Progress in addressing the mind-body problem has come from focusing on empirically accessible questions rather than on eristic philosophical arguments. Key is the search for the neuronal correlates — and ultimately the causes — of consciousness…

Every phenomenal, subjective state will have associated Neural Correlates of Consciousness: one for seeing a red patch, another one for seeing grandmother, yet a third one for hearing a siren, etc. Perturbing or inactivating the Neural Correlates of Consciousness for any one specific conscious experience will affect the percept or cause it to disappear. If the Neural Correlates of Consciousness could be induced artificially, for instance by cortical microstimulation in a prosthetic device or during neurosurgery [or by Descartes’ evil demon], the subject would experience the associated percept.

Koch seems not in the least bothered that his science of consciousness concerns “the immaterial conscious mind.” Nor should he be.

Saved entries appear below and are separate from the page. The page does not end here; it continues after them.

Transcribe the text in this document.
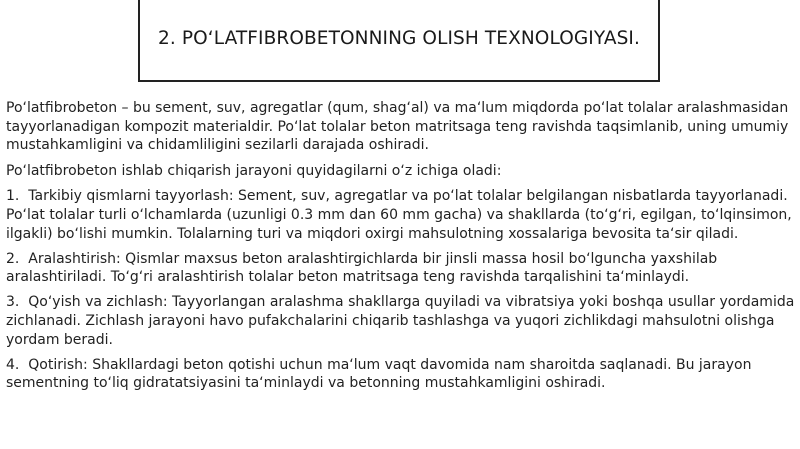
2. PO‘LATFIBROBETONNING OLISH TEXNOLOGIYASI.

Po‘latfibrobeton – bu sement, suv, agregatlar (qum, shag‘al) va ma‘lum miqdorda po‘lat tolalar aralashmasidan tayyorlanadigan kompozit materialdir. Po‘lat tolalar beton matritsaga teng ravishda taqsimlanib, uning umumiy mustahkamligini va chidamliligini sezilarli darajada oshiradi.

Po‘latfibrobeton ishlab chiqarish jarayoni quyidagilarni o‘z ichiga oladi:

1. Tarkibiy qismlarni tayyorlash: Sement, suv, agregatlar va po‘lat tolalar belgilangan nisbatlarda tayyorlanadi. Po‘lat tolalar turli o‘lchamlarda (uzunligi 0.3 mm dan 60 mm gacha) va shakllarda (to‘g‘ri, egilgan, to‘lqinsimon, ilgakli) bo‘lishi mumkin. Tolalarning turi va miqdori oxirgi mahsulotning xossalariga bevosita ta‘sir qiladi.

2. Aralashtirish: Qismlar maxsus beton aralashtirgichlarda bir jinsli massa hosil bo‘lguncha yaxshilab aralashtiriladi. To‘g‘ri aralashtirish tolalar beton matritsaga teng ravishda tarqalishini ta‘minlaydi.

3. Qo‘yish va zichlash: Tayyorlangan aralashma shakllarga quyiladi va vibratsiya yoki boshqa usullar yordamida zichlanadi. Zichlash jarayoni havo pufakchalarini chiqarib tashlashga va yuqori zichlikdagi mahsulotni olishga yordam beradi.

4. Qotirish: Shakllardagi beton qotishi uchun ma‘lum vaqt davomida nam sharoitda saqlanadi. Bu jarayon sementning to‘liq gidratatsiyasini ta‘minlaydi va betonning mustahkamligini oshiradi.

Nonphysical experiences are what cognitive science hopes to explain.  There are two transductions in Koch’s schema. The first changes the information in light into neural impulses. The second transduction is represented by the arrow on the right of the diagram, showing NCCs are transduced into images in the immaterial conscious mind.

Everything you experience or could experience—your entire world as experienced—lies to the right of the arrow. This means that you never experience the Outside World directly, but only via the immaterial Conscious Percepts (qualia, or Bertrand Russell’s sense-data).  The existence of the Outside World is based on an inference. “I’m having a dog percept, so probably—not certainly— there is a dog out there.” The percepts amount to evidence about what’s out there, not the world itself. Your percepts are private; nobody can experience them but you. If someone else sees the dog, they get their own Conscious Percept created for them by their own NCCs—not yours. Starting with Descartes, philosophy has spent a lot of time worrying about the implications of this picture.

Crick endorses a view he attributes to Dave Marr “that brain builds within itself a symbolic representation of the visual world, making explicit the many aspects of it that are only implicit in the retinal image.” (p.76) That would be, for example, the dog on the right. What you experience is not the real dog, but rather the symbolic representation built within your brain.